Perry, the senior pastor at Mount Sinai Missionary Baptist Church in the small town on the southeastern tip of Georgia, and other community leaders believe the overwhelming majority of the white residents in Brusnwick, save a few exceptions, have already convicted the two black teens — De’Marquise Kareem Elkins, 17, and Dominique Lang, 15 — in the court of public opinion, despite conflicting and murky evidence and the singular testimony of a mentally disturbed woman.


According to the Florida Times-Union of Jacksonville, Fla., defense attorney Kevin Gough said the family of the two black teens fear for their own safety. Gough “said the fear is understandable considering there have been calls on the Internet for lynching Elkins. He said there was a Facebook page called ‘Execute De’Marquise Elkins.’”

“Community-wise, there were too many people who were ready to write these two young men off as the ones who committed this particular deed,” said Perry, who moved to Brunswick six years ago from Jacksonville, Fla., about an hour south.


“I think it goes back to something that we say goes on a lot, the profiling that we do,” Perry continues. “It was too easy for them to believe that two young black males were capable of doing this before having a trial. And in America, our legal system claims that you’re innocent until proven guilty. But in this community, a lot of people wrote them off as being guilty, which is a travesty in and of itself, because now it is looking like there is a strong possibility that they are not guilty.”

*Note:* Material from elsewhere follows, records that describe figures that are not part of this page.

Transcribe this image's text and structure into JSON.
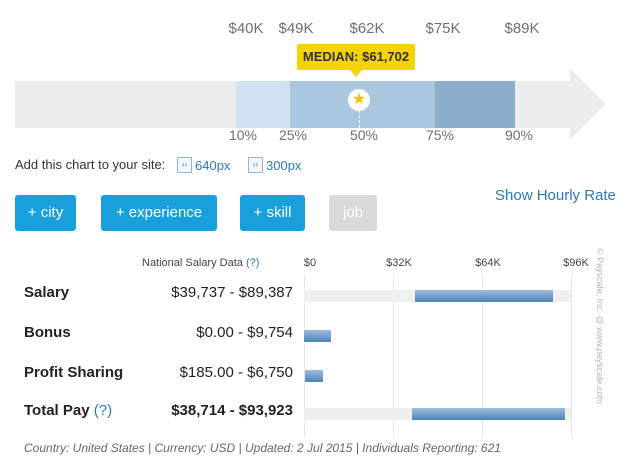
{
  "range_chart": {
    "dollar_ticks": [
      "$40K",
      "$49K",
      "$62K",
      "$75K",
      "$89K"
    ],
    "percentiles": [
      "10%",
      "25%",
      "50%",
      "75%",
      "90%"
    ],
    "median_label": "MEDIAN: $61,702"
  },
  "embed": {
    "label": "Add this chart to your site:",
    "link_640": "640px",
    "link_300": "300px"
  },
  "buttons": {
    "city": "+ city",
    "experience": "+ experience",
    "skill": "+ skill",
    "job": "job"
  },
  "hourly_link": "Show Hourly Rate",
  "table": {
    "header_label": "National Salary Data",
    "header_help": "(?)",
    "axis": [
      "$0",
      "$32K",
      "$64K",
      "$96K"
    ],
    "axis_max": 96000,
    "rows": [
      {
        "label": "Salary",
        "help": "",
        "value": "$39,737 - $89,387",
        "low": 39737,
        "high": 89387,
        "bold": false
      },
      {
        "label": "Bonus",
        "help": "",
        "value": "$0.00 - $9,754",
        "low": 0,
        "high": 9754,
        "bold": false
      },
      {
        "label": "Profit Sharing",
        "help": "",
        "value": "$185.00 - $6,750",
        "low": 185,
        "high": 6750,
        "bold": false
      },
      {
        "label": "Total Pay",
        "help": "(?)",
        "value": "$38,714 - $93,923",
        "low": 38714,
        "high": 93923,
        "bold": true
      }
    ]
  },
  "footer": "Country: United States | Currency: USD | Updated: 2 Jul 2015 | Individuals Reporting: 621",
  "copyright": "© Payscale, Inc. @ www.payscale.com"
}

Perry is referring to the investigative findings from the Georgia Bureau of Investigations. The GBI revealed to the media that gun residue was found on the hands of both the parents of infant Antonio Santiago, Sherry West and Louis Santiago. And since, as Perry said, there was no gun residue found on the two teenage boys, there have been rumblings going on.

“The question being raised by the minority community is ‘why are they still in jail? If they have this kind of information, then why are they still locked up?’”

Worse than that, the two teens are facing trial for first-degree murder, a capital murder case, in suburban Atlanta (Marrietta, Ga.) on Aug. 19 some 400 miles away from Brunswick. By law, the two teens cannot get the death penalty if convicted because they are under 18 years of age.

“And now evidence is coming out about gun residue, about it being on the hands of the mother and the father, who claims he was nowhere to be found. So questions are now being raised that begin to make (some) people think that ‘are they really innocent?’ Perry ponders. “And you have to raise the question that ‘what if we never got to the point of never discovering that they had no gun residue on their hands?’ but the mother and father of the deceased child did (have gun residue on their hands).”

Perry adds that everyone in Brunswick was horrified and mortified by this heinous act, blacks and whites alike.

“One of the great injustices of this case is that it paints this community in a way that it isn’t. The act was so gruesome that those who were introduced to this city view it in light of that act. The powers that be are, of course, concerned about that act, how that impacts tourism, how it affects the image of the community,” Perry surmised.

“So you have that on one end. On the other end, what I saw was a community that was devastated by that act, that someone could literally take the life of a baby in that fashion.”